Una storia che racconta il potere della musica, in grado di cambiare la vita e il destino di due persone in difficoltà.
Attingendo dal suo passato di musicista professionista, attività svolta prima di avvicinarsi all’universo della Settima arte per il quale ha diretto, tra gli altri, il vincitore dell’Independent Spirit Award come film straniero “Once” (2006), aggiudicatosi anche il premio Oscar per la migliore canzone, è questo che l’irlandese John Carney intende trasmettere attraverso la sua personale visione di New York.
Una New York in cui Dan Mulligan, ex dirigente di un’etichetta musicale interpretato dal sempre grande Mark Ruffalo, assiste per caso ad una esibizione nell’East Village della giovane Greta alias Keira Kneightley, cantautrice da poco trasferitasi nella metropoli insieme al fidanzato Dave, ovvero l’Adam Levine leader e voce dei Maroon 5, il quale ha ricevuto un’offerta da un colosso dell’industria delle note.
Offerta che ha provveduto a portargli la celebrità e le tentazioni che hanno finito, però, per incrinare i rapporti con la compagna, che, sola e sconfortata, colpisce con il suo talento, appunto, Dan, tanto da essere spinta dallo stesso a continuare a portare avanti il proprio sogno canoro.
Perché, mentre apprendiamo la difficile situazione dell’uomo, il cui matrimonio sta andando in pezzi, e assistiamo al legame con la figlia, è la vicenda di due individui destinati ad aiutarsi reciprocamente a cambiare, quella che prende forma fotogramma dopo fotogramma.

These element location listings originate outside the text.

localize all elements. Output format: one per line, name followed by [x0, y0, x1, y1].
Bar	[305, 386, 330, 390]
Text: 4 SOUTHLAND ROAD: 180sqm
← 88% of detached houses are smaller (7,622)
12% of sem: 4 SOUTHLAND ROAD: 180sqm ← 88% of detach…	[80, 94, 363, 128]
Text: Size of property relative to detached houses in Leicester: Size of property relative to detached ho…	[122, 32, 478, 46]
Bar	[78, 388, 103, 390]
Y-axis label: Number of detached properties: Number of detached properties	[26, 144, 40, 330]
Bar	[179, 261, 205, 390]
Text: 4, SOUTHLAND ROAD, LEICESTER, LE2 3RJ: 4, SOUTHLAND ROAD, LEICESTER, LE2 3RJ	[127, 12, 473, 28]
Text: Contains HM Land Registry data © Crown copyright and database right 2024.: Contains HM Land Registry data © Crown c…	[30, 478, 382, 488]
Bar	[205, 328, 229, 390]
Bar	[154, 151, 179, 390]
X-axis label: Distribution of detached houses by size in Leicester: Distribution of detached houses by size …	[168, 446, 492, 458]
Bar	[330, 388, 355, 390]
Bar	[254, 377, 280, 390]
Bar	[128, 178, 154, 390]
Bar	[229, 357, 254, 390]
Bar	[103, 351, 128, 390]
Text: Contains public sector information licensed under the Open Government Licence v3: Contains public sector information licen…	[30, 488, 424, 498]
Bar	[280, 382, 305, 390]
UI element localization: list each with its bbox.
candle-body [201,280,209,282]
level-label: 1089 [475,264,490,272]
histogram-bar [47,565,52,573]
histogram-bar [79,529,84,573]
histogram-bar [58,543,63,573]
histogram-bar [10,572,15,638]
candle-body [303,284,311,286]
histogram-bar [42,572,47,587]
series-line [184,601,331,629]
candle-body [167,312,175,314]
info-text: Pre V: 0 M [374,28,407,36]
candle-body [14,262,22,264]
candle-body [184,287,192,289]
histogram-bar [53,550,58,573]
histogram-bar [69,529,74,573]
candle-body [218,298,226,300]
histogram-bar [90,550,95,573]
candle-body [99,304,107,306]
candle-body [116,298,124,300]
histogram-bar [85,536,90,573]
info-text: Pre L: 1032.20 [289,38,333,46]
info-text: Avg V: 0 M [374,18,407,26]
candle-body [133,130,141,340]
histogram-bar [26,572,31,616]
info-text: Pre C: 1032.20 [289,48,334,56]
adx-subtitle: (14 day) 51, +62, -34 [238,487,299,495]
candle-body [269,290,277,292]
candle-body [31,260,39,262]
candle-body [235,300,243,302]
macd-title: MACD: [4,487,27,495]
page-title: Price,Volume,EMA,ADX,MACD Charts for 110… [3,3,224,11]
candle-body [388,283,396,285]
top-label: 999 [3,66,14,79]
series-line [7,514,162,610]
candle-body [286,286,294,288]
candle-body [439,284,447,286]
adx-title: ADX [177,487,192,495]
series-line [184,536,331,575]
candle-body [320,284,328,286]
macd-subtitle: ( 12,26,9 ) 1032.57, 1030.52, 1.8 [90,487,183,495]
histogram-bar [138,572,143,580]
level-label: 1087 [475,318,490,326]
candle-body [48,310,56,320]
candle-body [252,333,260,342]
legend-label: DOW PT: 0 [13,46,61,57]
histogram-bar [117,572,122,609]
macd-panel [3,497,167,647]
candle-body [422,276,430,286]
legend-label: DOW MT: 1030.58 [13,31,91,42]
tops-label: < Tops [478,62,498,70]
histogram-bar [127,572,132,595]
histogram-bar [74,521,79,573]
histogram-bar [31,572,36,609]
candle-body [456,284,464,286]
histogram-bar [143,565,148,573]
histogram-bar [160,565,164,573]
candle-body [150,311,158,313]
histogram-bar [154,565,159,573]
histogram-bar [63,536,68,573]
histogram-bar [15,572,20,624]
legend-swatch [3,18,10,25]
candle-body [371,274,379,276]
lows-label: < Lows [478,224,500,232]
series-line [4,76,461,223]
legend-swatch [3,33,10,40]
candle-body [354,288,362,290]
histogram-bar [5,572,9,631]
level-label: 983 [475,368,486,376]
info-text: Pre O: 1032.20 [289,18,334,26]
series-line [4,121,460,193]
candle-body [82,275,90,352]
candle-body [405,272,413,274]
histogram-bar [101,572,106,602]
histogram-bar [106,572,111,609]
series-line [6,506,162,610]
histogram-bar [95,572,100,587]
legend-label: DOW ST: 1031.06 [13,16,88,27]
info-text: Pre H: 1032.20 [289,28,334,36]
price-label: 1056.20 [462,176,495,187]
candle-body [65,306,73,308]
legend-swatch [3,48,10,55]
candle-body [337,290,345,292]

Una vicenda dal sapore vagamente alla Woody Allen che, con i due impegnati a mettere in piedi la struttura necessaria per incidere un disco tramite il ricorso a pochissimi soldi e tantissima voglia di fare, prende avvio in maniera decisamente fiacca, per poi sfoderare la sua parte migliore proprio nel corso della ricerca dei diversi strumentisti.
Ma, man mano che viene ribadito che capisci tanto di una persona ascoltando le sue playlist e che si approda alle ultime sequenze poste durante i titoli di coda, una certa sensazione di noia sembra continuare ad attanagliare il tutto... sebbene non appaiano assenti occasioni per sorridere e i risvolti di sceneggiatura risultino molto meno banali e prevedibili del solito.

La frase:
"Sei davvero un talent scout? Sembri più un senza tetto".